Sorry I didn't reply earlier, not sure if you bought a 165cm yet, but even with a 159 I would still HIGHLY suggest the 157. You can fit a 161cm in the 157cm no problem, with bindings on. The only reason I take off my bindings is because I pack multiple boards. I will leave the bindings on the smallest board, which I place on top. My 154 with bindings is on top of the 156 w/o, on top of the 159, w/o. Stick the Tuning kit between the bindings and 1 pair of boots in each outer pocket. Still will have room for some soft gear.
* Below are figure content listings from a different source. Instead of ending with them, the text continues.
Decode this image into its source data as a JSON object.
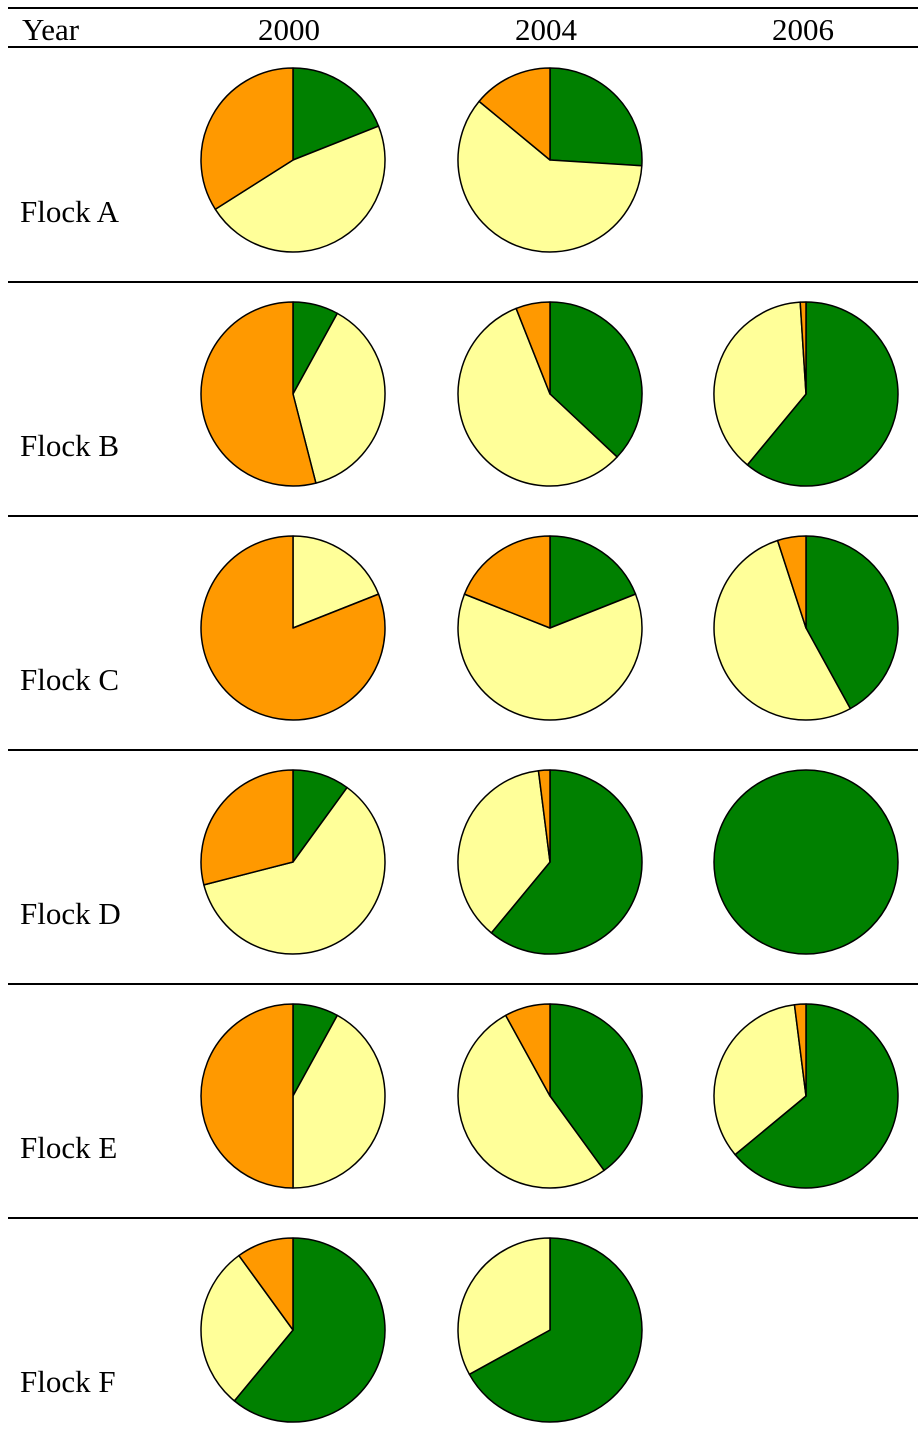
{
  "table": {
    "corner_label": "Year",
    "years": [
      "2000",
      "2004",
      "2006"
    ]
  },
  "colors": {
    "green": "#008000",
    "pale-yellow": "#ffff99",
    "orange": "#ff9900",
    "outline": "#000000"
  },
  "chart_data": {
    "type": "pie",
    "value_unit": "percent",
    "slice_order": [
      "green",
      "pale-yellow",
      "orange"
    ],
    "columns": [
      "2000",
      "2004",
      "2006"
    ],
    "rows": [
      {
        "label": "Flock A",
        "pies": [
          [
            19,
            47,
            34
          ],
          [
            26,
            60,
            14
          ],
          null
        ]
      },
      {
        "label": "Flock B",
        "pies": [
          [
            8,
            38,
            54
          ],
          [
            37,
            57,
            6
          ],
          [
            61,
            38,
            1
          ]
        ]
      },
      {
        "label": "Flock C",
        "pies": [
          [
            0,
            19,
            81
          ],
          [
            19,
            62,
            19
          ],
          [
            42,
            53,
            5
          ]
        ]
      },
      {
        "label": "Flock D",
        "pies": [
          [
            10,
            61,
            29
          ],
          [
            61,
            37,
            2
          ],
          [
            100,
            0,
            0
          ]
        ]
      },
      {
        "label": "Flock E",
        "pies": [
          [
            8,
            42,
            50
          ],
          [
            40,
            52,
            8
          ],
          [
            64,
            34,
            2
          ]
        ]
      },
      {
        "label": "Flock F",
        "pies": [
          [
            61,
            29,
            10
          ],
          [
            67,
            33,
            0
          ],
          null
        ]
      }
    ]
  }
}
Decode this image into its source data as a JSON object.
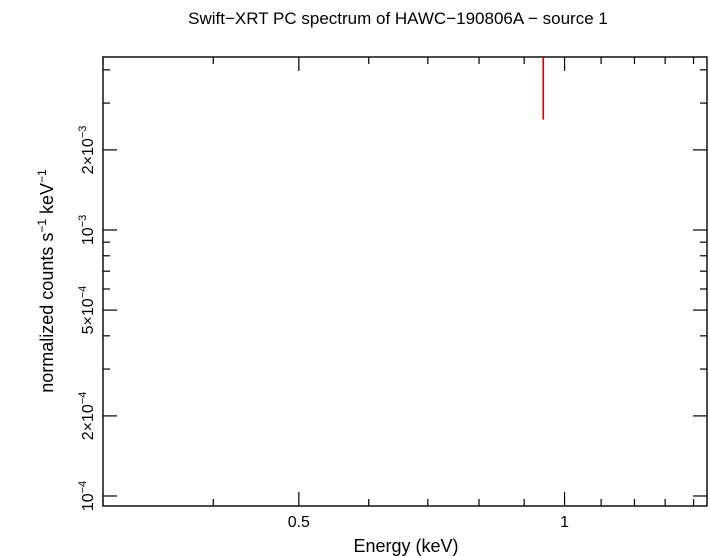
{
  "chart_data": {
    "type": "scatter",
    "title": "Swift−XRT PC spectrum of HAWC−190806A − source 1",
    "xlabel": "Energy (keV)",
    "ylabel_parts": {
      "base": "normalized counts s",
      "exp1": "−1",
      "mid": " keV",
      "exp2": "−1"
    },
    "xscale": "log",
    "yscale": "log",
    "xlim": [
      0.3,
      1.45
    ],
    "ylim": [
      9.17e-05,
      0.00447
    ],
    "x_ticks": [
      {
        "value": 0.5,
        "label": "0.5"
      },
      {
        "value": 1.0,
        "label": "1"
      }
    ],
    "y_ticks": [
      {
        "value": 0.0001,
        "base": "10",
        "exp": "−4"
      },
      {
        "value": 0.0002,
        "base": "2×10",
        "exp": "−4"
      },
      {
        "value": 0.0005,
        "base": "5×10",
        "exp": "−4"
      },
      {
        "value": 0.001,
        "base": "10",
        "exp": "−3"
      },
      {
        "value": 0.002,
        "base": "2×10",
        "exp": "−3"
      }
    ],
    "grid": false,
    "series": [
      {
        "color": "#d00000",
        "points": [
          {
            "x": 0.946,
            "y": 0.00447,
            "y_low": 0.0026,
            "y_high": 0.00447
          }
        ]
      }
    ]
  }
}
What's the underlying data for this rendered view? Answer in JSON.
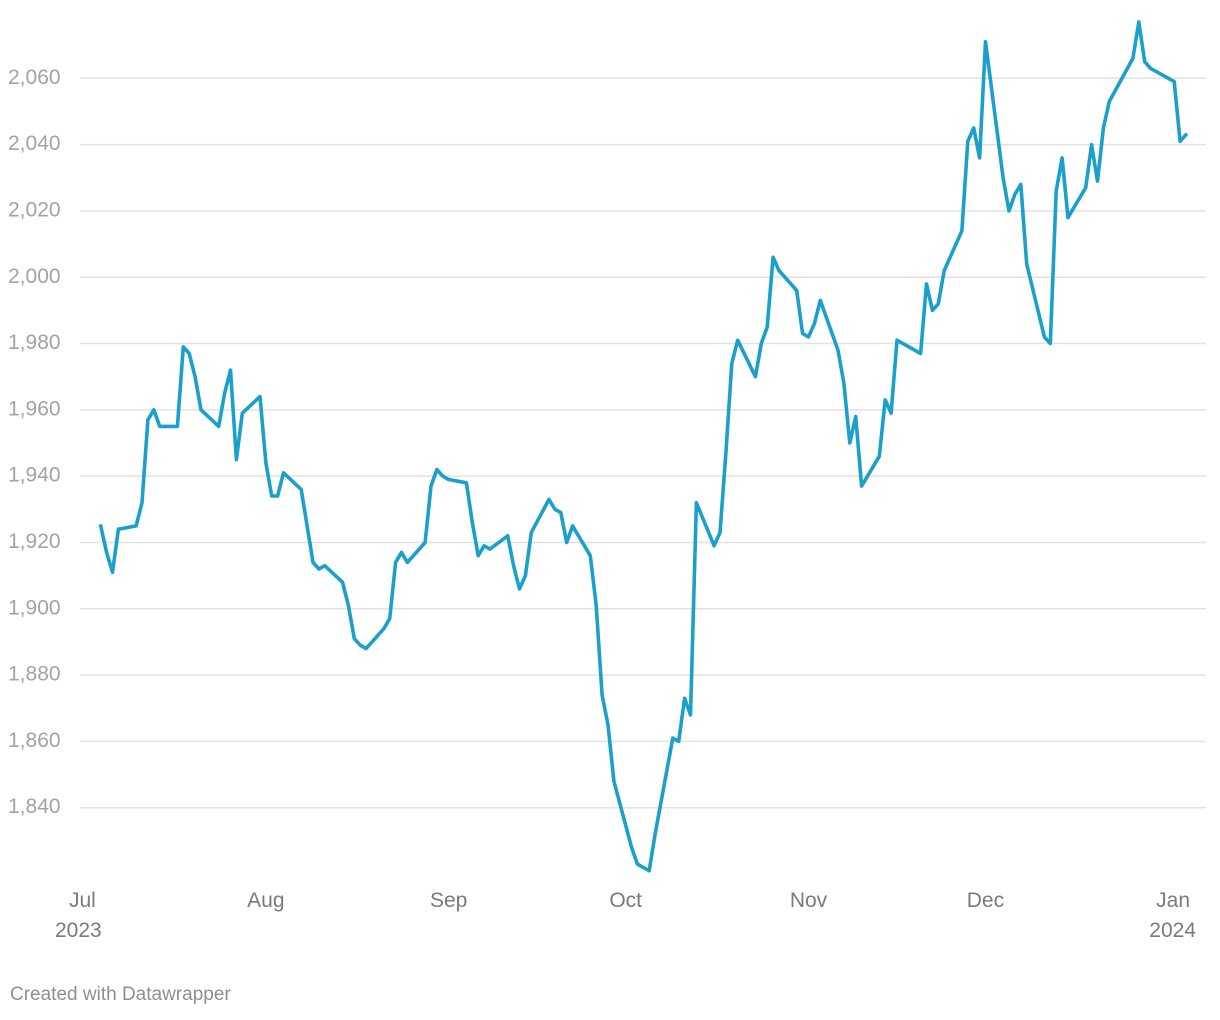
{
  "chart_data": {
    "type": "line",
    "title": "",
    "xlabel": "",
    "ylabel": "",
    "ylim": [
      1820,
      2080
    ],
    "xlim": [
      "2023-07-01",
      "2024-01-04"
    ],
    "grid": true,
    "line_color": "#1ba0cc",
    "y_ticks": [
      1840,
      1860,
      1880,
      1900,
      1920,
      1940,
      1960,
      1980,
      2000,
      2020,
      2040,
      2060
    ],
    "y_tick_labels": [
      "1,840",
      "1,860",
      "1,880",
      "1,900",
      "1,920",
      "1,940",
      "1,960",
      "1,980",
      "2,000",
      "2,020",
      "2,040",
      "2,060"
    ],
    "x_ticks": [
      {
        "date": "2023-07-01",
        "label": "Jul",
        "sublabel": "2023"
      },
      {
        "date": "2023-08-01",
        "label": "Aug",
        "sublabel": ""
      },
      {
        "date": "2023-09-01",
        "label": "Sep",
        "sublabel": ""
      },
      {
        "date": "2023-10-01",
        "label": "Oct",
        "sublabel": ""
      },
      {
        "date": "2023-11-01",
        "label": "Nov",
        "sublabel": ""
      },
      {
        "date": "2023-12-01",
        "label": "Dec",
        "sublabel": ""
      },
      {
        "date": "2024-01-01",
        "label": "Jan",
        "sublabel": "2024"
      }
    ],
    "series": [
      {
        "points": [
          [
            "2023-07-04",
            1925
          ],
          [
            "2023-07-05",
            1917
          ],
          [
            "2023-07-06",
            1911
          ],
          [
            "2023-07-07",
            1924
          ],
          [
            "2023-07-10",
            1925
          ],
          [
            "2023-07-11",
            1932
          ],
          [
            "2023-07-12",
            1957
          ],
          [
            "2023-07-13",
            1960
          ],
          [
            "2023-07-14",
            1955
          ],
          [
            "2023-07-17",
            1955
          ],
          [
            "2023-07-18",
            1979
          ],
          [
            "2023-07-19",
            1977
          ],
          [
            "2023-07-20",
            1970
          ],
          [
            "2023-07-21",
            1960
          ],
          [
            "2023-07-24",
            1955
          ],
          [
            "2023-07-25",
            1965
          ],
          [
            "2023-07-26",
            1972
          ],
          [
            "2023-07-27",
            1945
          ],
          [
            "2023-07-28",
            1959
          ],
          [
            "2023-07-31",
            1964
          ],
          [
            "2023-08-01",
            1944
          ],
          [
            "2023-08-02",
            1934
          ],
          [
            "2023-08-03",
            1934
          ],
          [
            "2023-08-04",
            1941
          ],
          [
            "2023-08-07",
            1936
          ],
          [
            "2023-08-08",
            1925
          ],
          [
            "2023-08-09",
            1914
          ],
          [
            "2023-08-10",
            1912
          ],
          [
            "2023-08-11",
            1913
          ],
          [
            "2023-08-14",
            1908
          ],
          [
            "2023-08-15",
            1901
          ],
          [
            "2023-08-16",
            1891
          ],
          [
            "2023-08-17",
            1889
          ],
          [
            "2023-08-18",
            1888
          ],
          [
            "2023-08-21",
            1894
          ],
          [
            "2023-08-22",
            1897
          ],
          [
            "2023-08-23",
            1914
          ],
          [
            "2023-08-24",
            1917
          ],
          [
            "2023-08-25",
            1914
          ],
          [
            "2023-08-28",
            1920
          ],
          [
            "2023-08-29",
            1937
          ],
          [
            "2023-08-30",
            1942
          ],
          [
            "2023-08-31",
            1940
          ],
          [
            "2023-09-01",
            1939
          ],
          [
            "2023-09-04",
            1938
          ],
          [
            "2023-09-05",
            1926
          ],
          [
            "2023-09-06",
            1916
          ],
          [
            "2023-09-07",
            1919
          ],
          [
            "2023-09-08",
            1918
          ],
          [
            "2023-09-11",
            1922
          ],
          [
            "2023-09-12",
            1913
          ],
          [
            "2023-09-13",
            1906
          ],
          [
            "2023-09-14",
            1910
          ],
          [
            "2023-09-15",
            1923
          ],
          [
            "2023-09-18",
            1933
          ],
          [
            "2023-09-19",
            1930
          ],
          [
            "2023-09-20",
            1929
          ],
          [
            "2023-09-21",
            1920
          ],
          [
            "2023-09-22",
            1925
          ],
          [
            "2023-09-25",
            1916
          ],
          [
            "2023-09-26",
            1901
          ],
          [
            "2023-09-27",
            1874
          ],
          [
            "2023-09-28",
            1865
          ],
          [
            "2023-09-29",
            1848
          ],
          [
            "2023-10-02",
            1828
          ],
          [
            "2023-10-03",
            1823
          ],
          [
            "2023-10-04",
            1822
          ],
          [
            "2023-10-05",
            1821
          ],
          [
            "2023-10-06",
            1832
          ],
          [
            "2023-10-09",
            1861
          ],
          [
            "2023-10-10",
            1860
          ],
          [
            "2023-10-11",
            1873
          ],
          [
            "2023-10-12",
            1868
          ],
          [
            "2023-10-13",
            1932
          ],
          [
            "2023-10-16",
            1919
          ],
          [
            "2023-10-17",
            1923
          ],
          [
            "2023-10-18",
            1947
          ],
          [
            "2023-10-19",
            1974
          ],
          [
            "2023-10-20",
            1981
          ],
          [
            "2023-10-23",
            1970
          ],
          [
            "2023-10-24",
            1980
          ],
          [
            "2023-10-25",
            1985
          ],
          [
            "2023-10-26",
            2006
          ],
          [
            "2023-10-27",
            2002
          ],
          [
            "2023-10-30",
            1996
          ],
          [
            "2023-10-31",
            1983
          ],
          [
            "2023-11-01",
            1982
          ],
          [
            "2023-11-02",
            1986
          ],
          [
            "2023-11-03",
            1993
          ],
          [
            "2023-11-06",
            1978
          ],
          [
            "2023-11-07",
            1968
          ],
          [
            "2023-11-08",
            1950
          ],
          [
            "2023-11-09",
            1958
          ],
          [
            "2023-11-10",
            1937
          ],
          [
            "2023-11-13",
            1946
          ],
          [
            "2023-11-14",
            1963
          ],
          [
            "2023-11-15",
            1959
          ],
          [
            "2023-11-16",
            1981
          ],
          [
            "2023-11-20",
            1977
          ],
          [
            "2023-11-21",
            1998
          ],
          [
            "2023-11-22",
            1990
          ],
          [
            "2023-11-23",
            1992
          ],
          [
            "2023-11-24",
            2002
          ],
          [
            "2023-11-27",
            2014
          ],
          [
            "2023-11-28",
            2041
          ],
          [
            "2023-11-29",
            2045
          ],
          [
            "2023-11-30",
            2036
          ],
          [
            "2023-12-01",
            2071
          ],
          [
            "2023-12-04",
            2030
          ],
          [
            "2023-12-05",
            2020
          ],
          [
            "2023-12-06",
            2025
          ],
          [
            "2023-12-07",
            2028
          ],
          [
            "2023-12-08",
            2004
          ],
          [
            "2023-12-11",
            1982
          ],
          [
            "2023-12-12",
            1980
          ],
          [
            "2023-12-13",
            2026
          ],
          [
            "2023-12-14",
            2036
          ],
          [
            "2023-12-15",
            2018
          ],
          [
            "2023-12-18",
            2027
          ],
          [
            "2023-12-19",
            2040
          ],
          [
            "2023-12-20",
            2029
          ],
          [
            "2023-12-21",
            2045
          ],
          [
            "2023-12-22",
            2053
          ],
          [
            "2023-12-26",
            2066
          ],
          [
            "2023-12-27",
            2077
          ],
          [
            "2023-12-28",
            2065
          ],
          [
            "2023-12-29",
            2063
          ],
          [
            "2024-01-02",
            2059
          ],
          [
            "2024-01-03",
            2041
          ],
          [
            "2024-01-04",
            2043
          ]
        ]
      }
    ]
  },
  "footer": {
    "credit": "Created with Datawrapper"
  }
}
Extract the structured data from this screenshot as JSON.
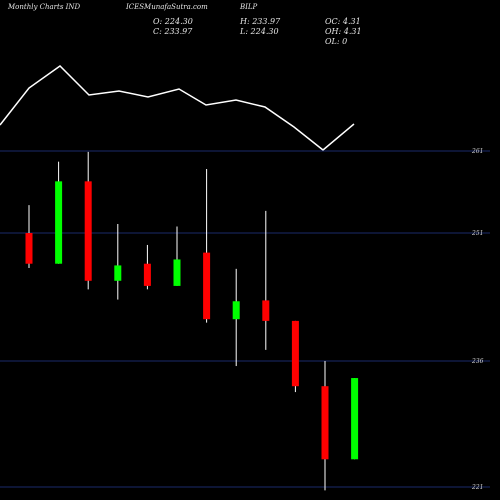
{
  "header": {
    "left": "Monthly Charts IND",
    "source": "ICESMunafaSutra.com",
    "symbol": "BILP"
  },
  "ohlc": {
    "open": "O: 224.30",
    "close": "C: 233.97",
    "high": "H: 233.97",
    "low": "L: 224.30",
    "oc": "OC: 4.31",
    "oh": "OH: 4.31",
    "ol": "OL: 0"
  },
  "colors": {
    "background": "#000000",
    "up": "#00ff00",
    "down": "#ff0000",
    "grid": "#1a2a6a",
    "line": "#ffffff"
  },
  "chart_data": {
    "type": "candlestick",
    "ytick_labels": [
      "261",
      "251",
      "236",
      "221"
    ],
    "ytick_values": [
      261,
      251,
      236,
      221
    ],
    "candles": [
      {
        "open": 251,
        "high": 254.4,
        "low": 246.9,
        "close": 247.4
      },
      {
        "open": 247.4,
        "high": 259.7,
        "low": 247.4,
        "close": 257.3
      },
      {
        "open": 257.3,
        "high": 260.9,
        "low": 244.4,
        "close": 245.4
      },
      {
        "open": 245.4,
        "high": 252.1,
        "low": 243.2,
        "close": 247.2
      },
      {
        "open": 247.4,
        "high": 249.6,
        "low": 244.4,
        "close": 244.8
      },
      {
        "open": 244.8,
        "high": 251.8,
        "low": 244.8,
        "close": 247.9
      },
      {
        "open": 248.7,
        "high": 258.8,
        "low": 240.5,
        "close": 240.9
      },
      {
        "open": 240.9,
        "high": 246.8,
        "low": 235.4,
        "close": 243.0
      },
      {
        "open": 243.1,
        "high": 253.7,
        "low": 237.3,
        "close": 240.7
      },
      {
        "open": 240.7,
        "high": 240.7,
        "low": 232.3,
        "close": 233.0
      },
      {
        "open": 233.0,
        "high": 236.0,
        "low": 220.6,
        "close": 224.3
      },
      {
        "open": 224.3,
        "high": 233.97,
        "low": 224.3,
        "close": 233.97
      }
    ]
  }
}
Pack to the brim it will be about 40lbs. Most airlines allow up to 50 w/o a charge.


----------



## destroy (Dec 16, 2012)

taco tuesday said:


> it would take a hell of a lot of gear for the bag to be overweight. I believe the weight limit is generally 50 lbs(been a few years since I needed to be concerned). Last time I flew with my gear I had 1 158cm solid w/bindings, 1 164cm split board w/bindings, skins, crampons, collapsible ski poles etc,
> boots, a helmet, googles, gloves, jacket, pants all in my board bag. It was well under weight.



My board bag tips the scales at like 80 lbs with all my boards and only a couple pairs of bindings on it...

But I also have like 8 boards


----------